Yes, the IRS can Freeze Your Bank Account but only for certain reasons and not without advance notice.

The IRS has full authority to freeze your bank accounts for the following reasons: you have delinquent tax payments, or in other words, unpaid taxes OR you have violated the Bank Secrecy Act of 1970.

Reasons the IRS can Freeze Your Bank Account

Unpaid Taxes

Although this doesn’t happen often, it is important to make sure you communicate with the IRS if you are unable to pay your tax bills.

Sometimes they will work with you and put you on a payment plan or at least give you more time to pay your outstanding dues.

However, whether or not you communicate with the IRS, once your delinquent taxes go over a certain amount of days past due, the IRS will take further action to collect on the debts owed to them.

You will first receive a series of CP-14 notices called “Final Notice of Intent to Levy” from the IRS.

These notices are basically your final warning that you have 30 days to contact the IRS and either make some sort of payment arrangements or pay your delinquent taxes.

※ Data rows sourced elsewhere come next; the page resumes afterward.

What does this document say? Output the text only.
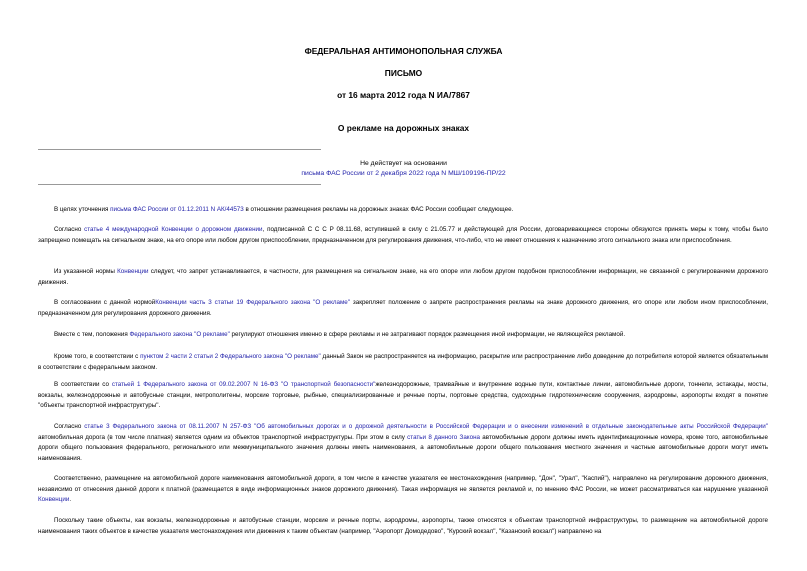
ФЕДЕРАЛЬНАЯ АНТИМОНОПОЛЬНАЯ СЛУЖБА
ПИСЬМО
от 16 марта 2012 года N ИА/7867
О рекламе на дорожных знаках
Не действует на основании
письма ФАС России от 2 декабря 2022 года N МШ/109196-ПР/22
В целях уточнения письма ФАС России от 01.12.2011 N АК/44573 в отношении размещения рекламы на дорожных знаках ФАС России сообщает следующее.
Согласно статье 4 международной Конвенции о дорожном движении, подписанной С С С Р 08.11.68, вступившей в силу с 21.05.77 и действующей для России, договаривающиеся стороны обязуются принять меры к тому, чтобы было запрещено помещать на сигнальном знаке, на его опоре или любом другом приспособлении, предназначенном для регулирования движения, что-либо, что не имеет отношения к назначению этого сигнального знака или приспособления.
Из указанной нормы Конвенции следует, что запрет устанавливается, в частности, для размещения на сигнальном знаке, на его опоре или любом другом подобном приспособлении информации, не связанной с регулированием дорожного движения.
В согласовании с данной нормойКонвенции часть 3 статьи 19 Федерального закона "О рекламе" закрепляет положение о запрете распространения рекламы на знаке дорожного движения, его опоре или любом ином приспособлении, предназначенном для регулирования дорожного движения.
Вместе с тем, положения Федерального закона "О рекламе" регулируют отношения именно в сфере рекламы и не затрагивают порядок размещения иной информации, не являющейся рекламой.
Кроме того, в соответствии с пунктом 2 части 2 статьи 2 Федерального закона "О рекламе" данный Закон не распространяется на информацию, раскрытие или распространение либо доведение до потребителя которой является обязательным в соответствии с федеральным законом.
В соответствии со статьей 1 Федерального закона от 09.02.2007 N 16-ФЗ "О транспортной безопасности"железнодорожные, трамвайные и внутренние водные пути, контактные линии, автомобильные дороги, тоннели, эстакады, мосты, вокзалы, железнодорожные и автобусные станции, метрополитены, морские торговые, рыбные, специализированные и речные порты, портовые средства, судоходные гидротехнические сооружения, аэродромы, аэропорты входят в понятие "объекты транспортной инфраструктуры".
Согласно статье 3 Федерального закона от 08.11.2007 N 257-ФЗ "Об автомобильных дорогах и о дорожной деятельности в Российской Федерации и о внесении изменений в отдельные законодательные акты Российской Федерации" автомобильная дорога (в том числе платная) является одним из объектов транспортной инфраструктуры. При этом в силу статьи 8 данного Закона автомобильные дороги должны иметь идентификационные номера, кроме того, автомобильные дороги общего пользования федерального, регионального или межмуниципального значения должны иметь наименования, а автомобильные дороги общего пользования местного значения и частные автомобильные дороги могут иметь наименования.
Соответственно, размещение на автомобильной дороге наименования автомобильной дороги, в том числе в качестве указателя ее местонахождения (например, "Дон", "Урал", "Каспий"), направлено на регулирование дорожного движения, независимо от отнесения данной дороги к платной (размещается в виде информационных знаков дорожного движения). Такая информация не является рекламой и, по мнению ФАС России, не может рассматриваться как нарушение указанной Конвенции.
Поскольку такие объекты, как вокзалы, железнодорожные и автобусные станции, морские и речные порты, аэродромы, аэропорты, также относятся к объектам транспортной инфраструктуры, то размещение на автомобильной дороге наименования таких объектов в качестве указателя местонахождения или движения к таким объектам (например, "Аэропорт Домодедово", "Курский вокзал", "Казанский вокзал") направлено на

If no action is taken, the IRS will then issue a notice to the bank to freeze your account(s).

Both individual or joint bank accounts can be frozen by the IRS.

Once the account(s) are frozen, a 21 day period will pass and then the bank will send your money to the IRS.

If the amount in your bank account(s) doesn’t cover the entire tax bill, the IRS can issue another Levy and collect more money as it comes in.

can the IRS Freeze Your bank account

Bank Secrecy Act of 1970 Violations

The Bank Secrecy Act of 1970 was created to ensure that financial institutions report any deposits over $10,000 and file suspicious activity reports if they believe a customer is trying to avoid these reporting requirements.

For example, if a customer makes multiple deposits that are just slightly under $10,000, such as $9,950 or $9,990, they could be laundering money or committing check or wire fraud.

Or they could simply be omitting to report these deposits as income to avoid paying taxes, all of which are illegal.

If the bank reports the customer activity to the IRS on suspicion of violating the Bank Secrecy Act of 1970, the IRS may freeze the bank accounts until a further investigation is done by the Department of Justice.

Conclusion

If you believe your accounts are at risk of being frozen by the IRS, the best thing you can do is speak to a tax attorney or contact the IRS regarding immediately.

Ignoring notices from the IRS could lead to your accounts being frozen or worse, further legal action if they believe you violated the Bank Secrecy Act of 1970.

In other words, pay your taxes and if you can’t, set up a payment plan with the IRS and lastly, don’t try to evade taxes or engage in any criminal activity.

The last thing you want to do is get on the bad side of the IRS.